Aller à comberge. Aller à confesse.
- COMBLANCE, s. f. Abondance, excès, chose comble,—dans le même argot.
Par comblance. Par surcroît.
- COMBRE, s. m. Chapeau,—dans l'argot des voleurs, qui ont trouvé plaisant de comparer cette coiffure à un concombre, et plus plaisant encore de supprimer la première syllabe de ce dernier mot.
Ils disent aussi Combriot.
- COMBRIE, s. f. Pièce d'un franc,—dans le même argot.
- COMBRIEU, s. m. Chapeau,—dans l'argot des faubouriens.
Ils disent aussi Cambrieu, plus conforme à l'étymologie qui est certainement cambré.
- COMBROUSIER, s. m. Paysan,—dans l'argot des voleurs.

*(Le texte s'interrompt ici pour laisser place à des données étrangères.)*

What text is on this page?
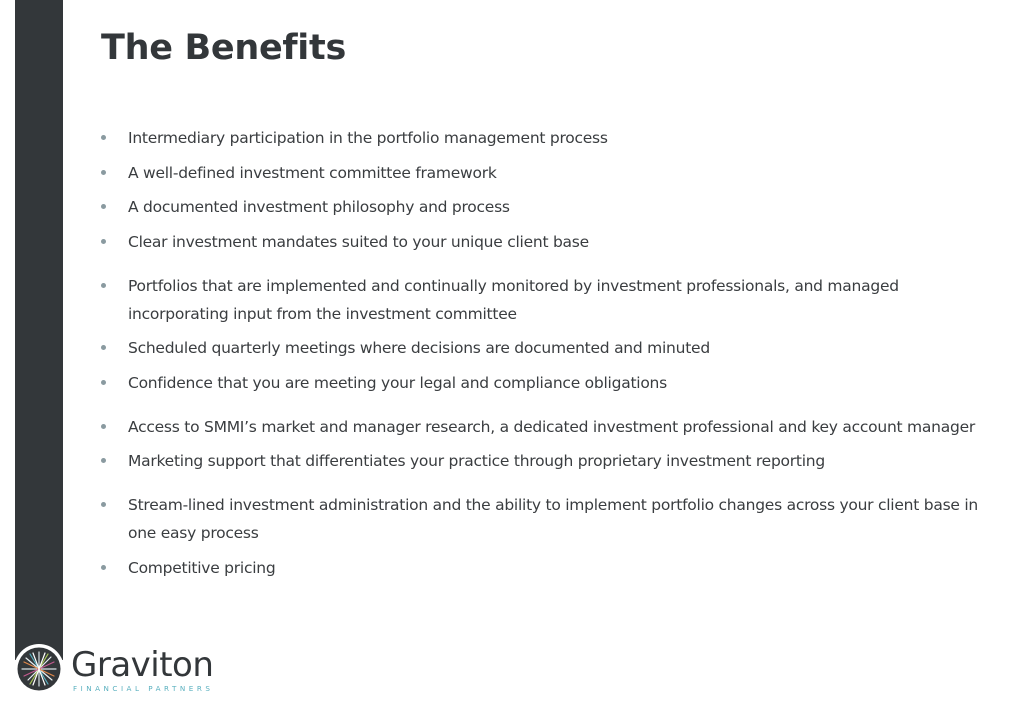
The Benefits
Intermediary participation in the portfolio management process
A well-defined investment committee framework
A documented investment philosophy and process
Clear investment mandates suited to your unique client base
Portfolios that are implemented and continually monitored by investment professionals, and managed incorporating input from the investment committee
Scheduled quarterly meetings where decisions are documented and minuted
Confidence that you are meeting your legal and compliance obligations
Access to SMMI’s market and manager research, a dedicated investment professional and key account manager
Marketing support that differentiates your practice through proprietary investment reporting
Stream-lined investment administration and the ability to implement portfolio changes across your client base in one easy process
Competitive pricing
Graviton
FINANCIAL PARTNERS
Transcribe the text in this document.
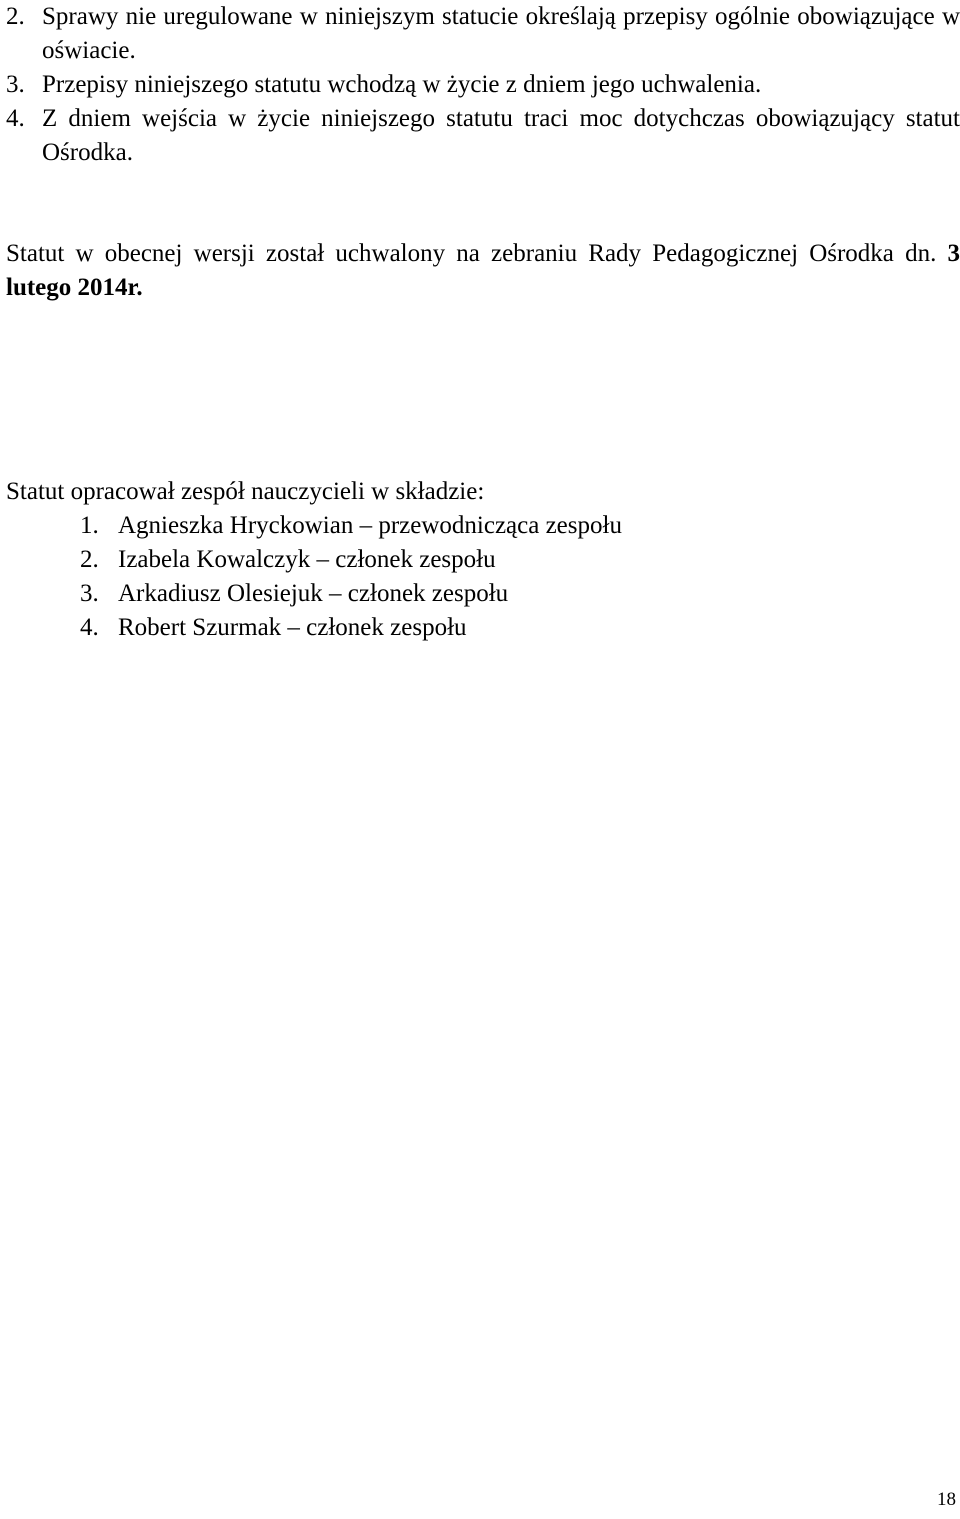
2. Sprawy nie uregulowane w niniejszym statucie określają przepisy ogólnie obowiązujące w oświacie.
3. Przepisy niniejszego statutu wchodzą w życie z dniem jego uchwalenia.
4. Z dniem wejścia w życie niniejszego statutu traci moc dotychczas obowiązujący statut Ośrodka.

Statut w obecnej wersji został uchwalony na zebraniu Rady Pedagogicznej Ośrodka dn. 3 lutego 2014r.

Statut opracował zespół nauczycieli w składzie:

1. Agnieszka Hryckowian – przewodnicząca zespołu
2. Izabela Kowalczyk – członek zespołu
3. Arkadiusz Olesiejuk – członek zespołu
4. Robert Szurmak – członek zespołu
18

- COMBUSTIBLE (Du)! Se dit, comme Chaud! Chaud!—dans l'argot du peuple,—pour exciter quelqu'un à faire quelque chose.
- COME, s. m. Apocope de Commerce,—dans l'argot des voyous.
- COMÈTE, s. f. Vagabond,—dans l'argot des faubouriens.
- COMMANDER A CUIRE, v. n. Envoyer à l'échafaud,—dans l'argot des prisons.
- COMMANDITE, s. f. Ouvriers travaillant ensemble pour le compte d'un tâcheron,—dans l'argot des typographes.
- COMME IL FAUT, s. m. Les règles de l'élégance et de la distinction, le suprême bon ton,—dans l'argot des bourgeois, à propos des gens et des choses. C'est le Cant des Anglais.
On prononce comifô.
- COMME IL FAUT, adj. Selon le code du bon goût et du bon ton, du bien dire et du bien élevé.
L'homme comme il faut des bourgeoises est le monsieur bien des petites dames.
- COMMODE, s. f. Cheminée,—dans l'argot des voleurs, qui y serrent les objets dont ils veulent se débarrasser comme trop compromettants.
- COMMUNE COMME UNE MOULe, adj. Se dit—dans l'argot des Précieuses bourgeoises—de toute femme, du peuple ou d'ailleurs, qui ne leur convient pas.
- COMMUNISTE, s. m. Républicain,—dans l'argot des bourgeois, qui, en 1848, donnaient ce nom à tout ce qui n'était pas eux.
- COMPAS, s. m. Les jambes,—dans l'argot des ouvriers.
Ouvrir le compas. Marcher.
Allonger le compas. Précipiter sa marche.
- COMPÈRE-COCHON, s. m. Homme plus familier qu'il n'en a le droit,—dans l'argot des bourgeois.
- COMPTE (Avoir son), v. a. Être gris pour avoir trop bu, ou blessé à mort pour s'être battu en duel.
- COMPTER SES CHEMISES, v. a. Vomir,—dans l'argot des marins et du peuple.
Les Anglais ont une expression analogue: To cast up one's accounts (rendre ses comptes), disent-ils.
- COMTE DE CARUCHE, s. m. Porte-clés,—dans l'argot des voleurs, qui se plaisent à occuper leurs loisirs forcés en s'improvisant les Borel d'Hauterive de leur prison.
- COMTE DE GIGOT-FIN, s. m. Beau mangeur,—dans l'argot du peuple, qui ne craint pas de créer des types comme Molière et d'anoblir des vilains comme Napoléon.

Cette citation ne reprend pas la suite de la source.